Study on the film forming mechanism, corrosion inhibition effect and synergistic action of two different inhibitors on copper surface chemical mechanical polishing for GLSI

Abstract

As the most basic interconnection metallic material, copper (Cu) has been widely used in giant-large scale integrated circuits (GLSI). Corrosion inhibitors always play a crucial role in the Cu chemical mechanical polishing (CMP) process. The passivation of hydrogen peroxide (H2O2) alone is too weak to adequately protect against chemical corrosion on the surface of Cu film, thus, it is necessary to add corrosion inhibitors to the slurry. As a representative corrosion inhibitor, 1, 2, 4-triazole was compared with a novel corrosion inhibitor known as TT-LYK (ethanol, 2, 2′-[[(methyl-1H-benzotriazol-1-yl) methyl] imino] bis-), and their mixed inhibitor was studied in this paper. Different analytical methods such as the potentiodynamic polarization test, physical appearance phenomenon analysis, contact angle measurement and dynamic polishing experiment were used to compare their inhibition properties, and the fitting of different adsorption isotherms and static erosion tests were used to clarify the adsorption types and passivation processes respectively. The results indicated that both TT-LYK and 1, 2, 4-triazole achieved the goal of inhibiting Cu surface corrosion, but the inhibition effect of TT-LYK was slightly weaker at the same mass fraction.

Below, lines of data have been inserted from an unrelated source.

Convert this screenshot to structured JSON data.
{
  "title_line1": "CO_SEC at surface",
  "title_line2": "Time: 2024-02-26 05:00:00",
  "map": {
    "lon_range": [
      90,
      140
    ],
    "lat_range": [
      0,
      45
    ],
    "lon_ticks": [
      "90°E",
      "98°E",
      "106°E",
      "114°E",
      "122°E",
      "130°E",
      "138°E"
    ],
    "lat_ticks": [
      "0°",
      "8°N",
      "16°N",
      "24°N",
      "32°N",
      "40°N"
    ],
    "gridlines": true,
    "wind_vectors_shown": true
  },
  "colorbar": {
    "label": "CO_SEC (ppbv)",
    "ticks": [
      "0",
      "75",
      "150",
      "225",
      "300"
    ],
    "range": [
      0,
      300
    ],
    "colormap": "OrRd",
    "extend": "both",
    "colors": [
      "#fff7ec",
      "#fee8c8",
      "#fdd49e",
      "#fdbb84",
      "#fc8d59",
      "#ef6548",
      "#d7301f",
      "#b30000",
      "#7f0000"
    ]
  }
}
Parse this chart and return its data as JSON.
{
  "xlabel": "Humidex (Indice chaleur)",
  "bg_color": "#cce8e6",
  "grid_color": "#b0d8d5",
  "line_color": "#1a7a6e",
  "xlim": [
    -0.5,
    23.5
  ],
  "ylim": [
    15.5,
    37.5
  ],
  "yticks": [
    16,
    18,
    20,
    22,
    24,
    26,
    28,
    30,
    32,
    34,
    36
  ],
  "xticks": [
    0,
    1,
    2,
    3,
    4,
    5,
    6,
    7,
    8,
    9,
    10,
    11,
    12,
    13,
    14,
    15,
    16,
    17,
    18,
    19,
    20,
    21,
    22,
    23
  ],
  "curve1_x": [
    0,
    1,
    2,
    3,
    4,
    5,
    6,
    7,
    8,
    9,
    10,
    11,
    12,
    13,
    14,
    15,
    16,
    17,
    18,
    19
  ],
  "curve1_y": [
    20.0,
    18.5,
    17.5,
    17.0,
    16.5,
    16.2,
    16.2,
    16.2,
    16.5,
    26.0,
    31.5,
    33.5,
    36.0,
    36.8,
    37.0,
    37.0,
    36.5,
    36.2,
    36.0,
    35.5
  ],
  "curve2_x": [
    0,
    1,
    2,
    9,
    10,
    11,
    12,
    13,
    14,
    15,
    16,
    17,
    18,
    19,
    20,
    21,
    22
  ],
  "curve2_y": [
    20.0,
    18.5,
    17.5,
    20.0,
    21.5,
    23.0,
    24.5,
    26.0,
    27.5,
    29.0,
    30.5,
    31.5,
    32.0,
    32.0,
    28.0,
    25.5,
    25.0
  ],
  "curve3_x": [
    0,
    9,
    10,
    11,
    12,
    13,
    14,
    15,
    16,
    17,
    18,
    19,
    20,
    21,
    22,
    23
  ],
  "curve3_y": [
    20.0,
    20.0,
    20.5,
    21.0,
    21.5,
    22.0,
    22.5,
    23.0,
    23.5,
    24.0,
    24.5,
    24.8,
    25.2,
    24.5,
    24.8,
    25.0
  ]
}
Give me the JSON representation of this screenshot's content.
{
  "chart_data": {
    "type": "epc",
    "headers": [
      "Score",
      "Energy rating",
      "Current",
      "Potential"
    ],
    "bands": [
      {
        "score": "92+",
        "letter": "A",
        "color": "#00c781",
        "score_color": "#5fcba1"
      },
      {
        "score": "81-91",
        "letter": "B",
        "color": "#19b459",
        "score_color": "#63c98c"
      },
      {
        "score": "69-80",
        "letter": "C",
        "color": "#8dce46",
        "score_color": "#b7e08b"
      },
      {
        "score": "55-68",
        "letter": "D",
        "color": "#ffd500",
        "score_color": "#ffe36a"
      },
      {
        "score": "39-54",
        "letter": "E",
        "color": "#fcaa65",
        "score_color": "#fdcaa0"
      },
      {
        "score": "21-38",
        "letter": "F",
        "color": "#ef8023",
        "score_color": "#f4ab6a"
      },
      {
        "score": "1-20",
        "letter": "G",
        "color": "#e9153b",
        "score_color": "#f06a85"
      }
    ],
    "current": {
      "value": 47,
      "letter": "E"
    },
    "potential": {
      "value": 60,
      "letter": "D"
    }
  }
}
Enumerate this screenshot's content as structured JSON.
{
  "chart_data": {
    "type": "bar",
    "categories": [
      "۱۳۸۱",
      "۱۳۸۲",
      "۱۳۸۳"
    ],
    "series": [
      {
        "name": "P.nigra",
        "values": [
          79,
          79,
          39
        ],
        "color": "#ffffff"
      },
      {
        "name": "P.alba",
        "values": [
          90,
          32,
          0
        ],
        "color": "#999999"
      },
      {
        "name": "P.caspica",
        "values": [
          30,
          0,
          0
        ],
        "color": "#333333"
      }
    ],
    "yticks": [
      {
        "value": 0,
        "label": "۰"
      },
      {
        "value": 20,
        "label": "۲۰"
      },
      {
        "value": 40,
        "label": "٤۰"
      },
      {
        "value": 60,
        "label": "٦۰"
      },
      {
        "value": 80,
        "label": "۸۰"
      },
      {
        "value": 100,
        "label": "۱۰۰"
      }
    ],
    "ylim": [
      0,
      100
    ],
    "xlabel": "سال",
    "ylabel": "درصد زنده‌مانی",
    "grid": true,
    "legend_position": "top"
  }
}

The corrosion protection of the two inhibitors is mainly attributable to the presence of organic inhibitor molecules on the surface of Cu by chemisorption and physisorption simultaneously. The passivation processes of both can be divided into two steps. First, the direct growth of the Cu-inhibitor passivation film occurs, followed by the redeposition of the Cu-inhibitor complex. From the results of electrochemical experiments, it can be concluded that the structure of the thin passivation film growing on the Cu surface varies with the inhibitor, and the composition of the passivation film was investigated by XPS and Raman spectrum analysis. At the same time, the surface roughness after polishing was found to decrease with the increase in inhibition effect of the inhibitors. According to the inhibition characteristics of these two inhibitors, a mixed corrosion inhibitor (TT-LYK and 1, 2, 4-triazole) was proposed in this study. Under the synergistic inhibition action, better inhibition effect and surface quality for Cu CMP were obtained. This outcome may be ascribed to the variation in the structure and density of the passivation film.